RSO was blamed for killing two students and a teacher in a refugee camp near Cox’s Bazar for refusing to fight against the Arakha Army on 30 May.

In a September interview with Reuters, Ko Ko Linn confirmed that the RSO and the SAC junta have an informal agreement not to attack each other. However, he denied active collaboration with the Myanmar military and claimed that the Arakan Army repeatedly rebuffed prior attempts to form an alliance.

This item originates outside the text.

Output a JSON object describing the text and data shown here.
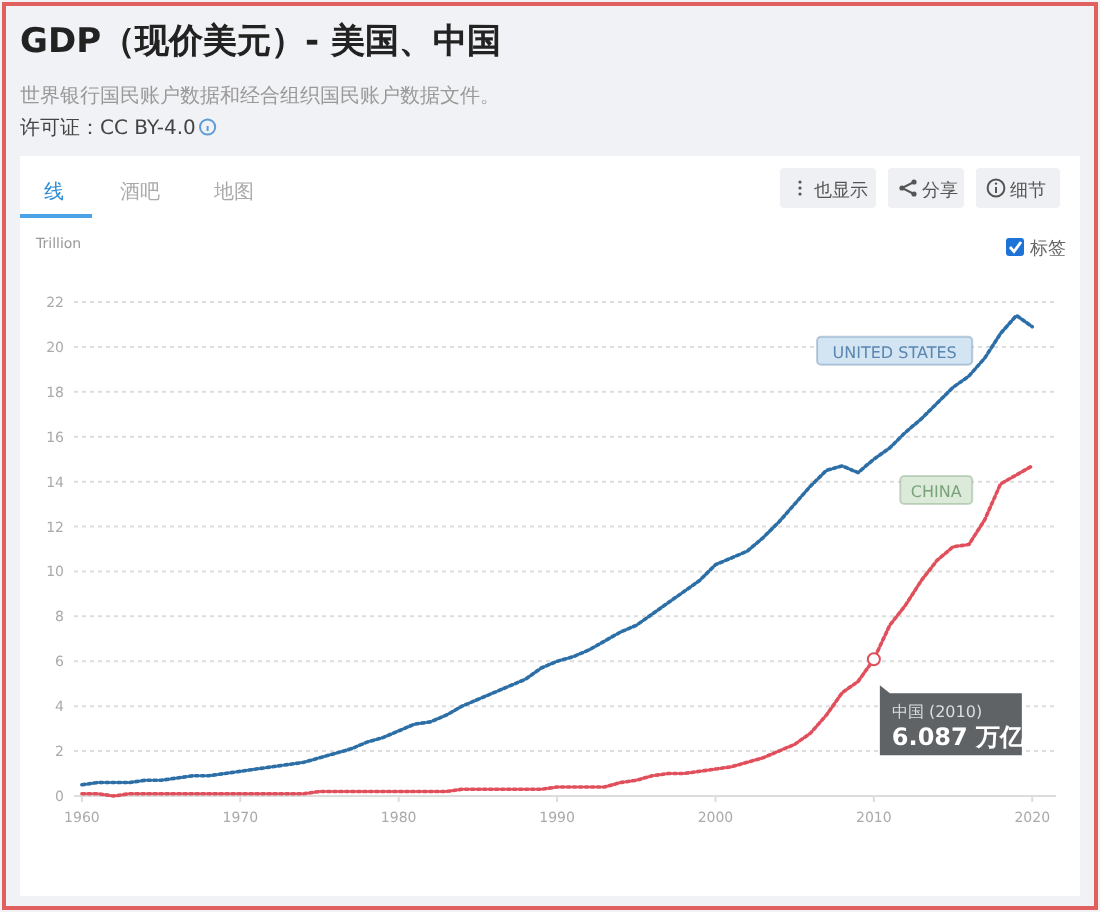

During the Arakan Army's early December attack on BGP Post 5 in Maungdaw, RSO fighters reportedly fought alongside junta forces. After BGP Post 5 was captured, the RSO allegedly robbed refugees fleeing on the Naf River.

===2025===
In an interview with BBC Burmese, RSO's spokesperson Ko Ko Linn admitted that they defended Maung Daw alongside Tatmadaw forces against Arakan Army's offensive. He also confirmed that Rohingya militant groups recruited from refugee camps in Bangladesh to fight the Arakan Army alongside the Tatmadaw.

Representatives of the RSO were spotted in a meeting with the Organization of Islamic Cooperation in a Rohingya refugee camp.

Possibly due to the organization's reputation as alleged junta collaborators, some RSO members refer to their group as the "Maungdaw Militia." As of January, RSO joined the "Four Brothers Alliance", a coalition of Rohingya militias. Allying with ex-opponents like Arakan Rohingya Salvation Army.

==Accusations of atrocities==

The RSO, along with ARSA, is alleged to have committed multiple human rights violations, including the targeting of civilians and the recruitment of child soldiers.